Hasta junio de 1962, ya viviendo (y muriendo) en México, forma parte del Departamento de Español del State College de San Francisco. En esta etapa culmina Desolación de la quimera, donde recoge poéticamente la renegación más dura y la confirmación de que su exilio es doble, ya que está fuera de su país natal y, además, no tiene ningún deseo de regresar.

Soy español sin ganas,
que vive como puede bien lejos de su tierra
sin pesar ni nostalgia. He aprendido
el oficio de hombre duramente,
por eso en él puse mi fe. Tanto que prefiero
no volver a una tierra cuya fe, si una tiene, dejó de ser la
mía.

Pero donde quizás vuelque Cernuda todo su dolor y su ira sedimentada, ira y renegación, es en su último poema, donde acerca crudamente el foco a su dolor más hondo e inicial, y quizás por eso lo titula A sus paisanos, con los que vuelve a romper y a quienes acusa incluso de haber creado la leyenda dura que ha arrastrado durante toda su vida, como un personaje extraño, descolgado de la simpatía del mundo.

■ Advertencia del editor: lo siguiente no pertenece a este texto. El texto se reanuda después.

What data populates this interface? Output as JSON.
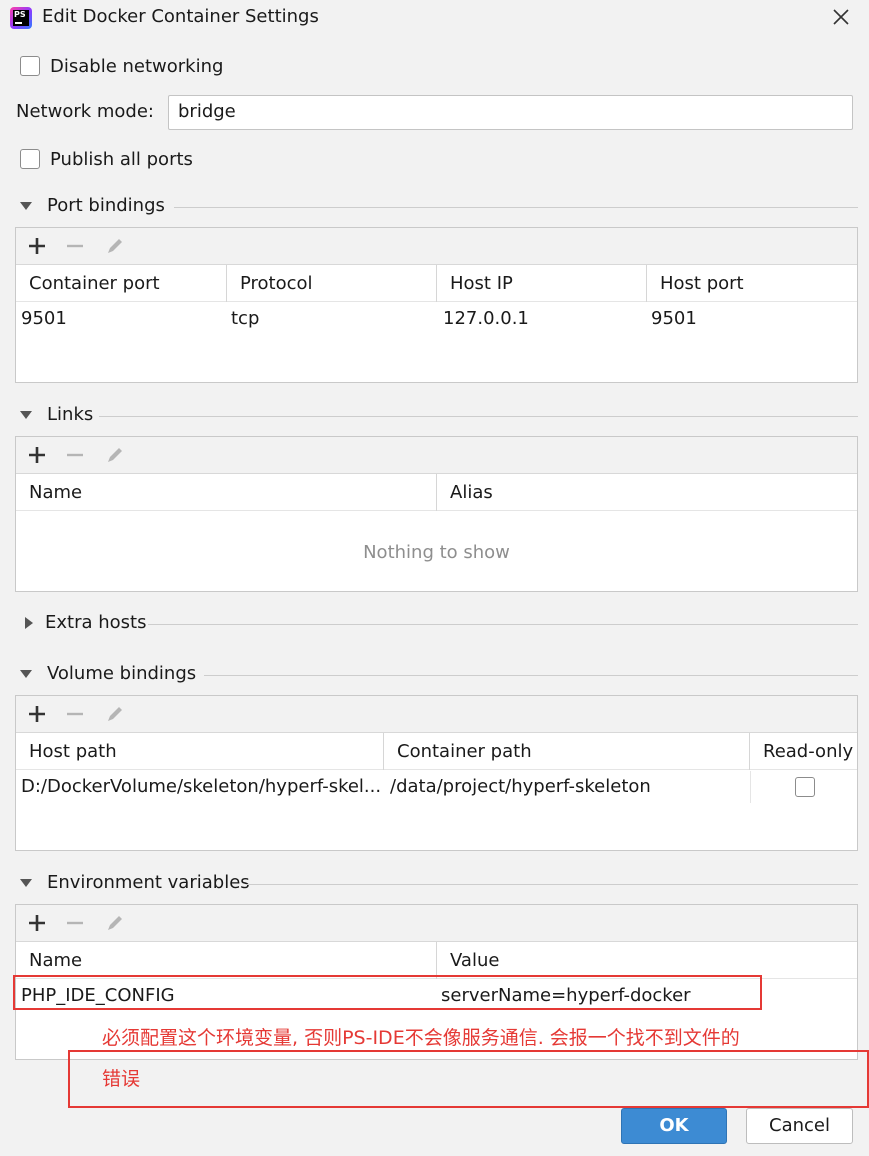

No me queréis, lo sé, y que os molesta
cuanto escribo. ¿Os molesta? Os ofende (….)
Algo os ofende, porque sí, en el hombre y su tarea.

Quizás habría que reconocer que una de las tragedias íntimas de Cernuda es no saber perdonar, no poder, sobre todo cuando sus paisanos siguen dispuestos a herir y a programar el olvido del poeta. Por eso él se prepara para la batalla definitiva contra el olvido con la mejor arma que tiene: la poesía.

Contra vosotros y esa vuestra ignorancia voluntaria,
vivo aún, sé y puedo, si así quiero, defenderme.
Pero aguardáis el día cuando ya no me encuentre
aquí. Y entonces la ignorancia,
la indiferencia y el olvido, vuestras armas
de siempre, sobre mí caerán, como la piedra.

Cernuda sabe, en definitiva, que ha perdido la batalla de su propia imagen, pero quizás sabe también que, como ha sabido y querido defenderse, ha ganado su batalla contra el olvido, alcanzando la posteridad, aunque muy poca gente, casi nadie, le acompañara en su último viaje hasta el Panteón Jardín, donde yace en una tumba cercana a la de Emilio Prados.

Y allí debe seguir el poeta, Luis Cernuda Bidón, evitando que nadie le reconcilie con la Sevilla eterna, al margen de homenajes de Estado y relecturas para incluirlo en la norma y en la normalidad.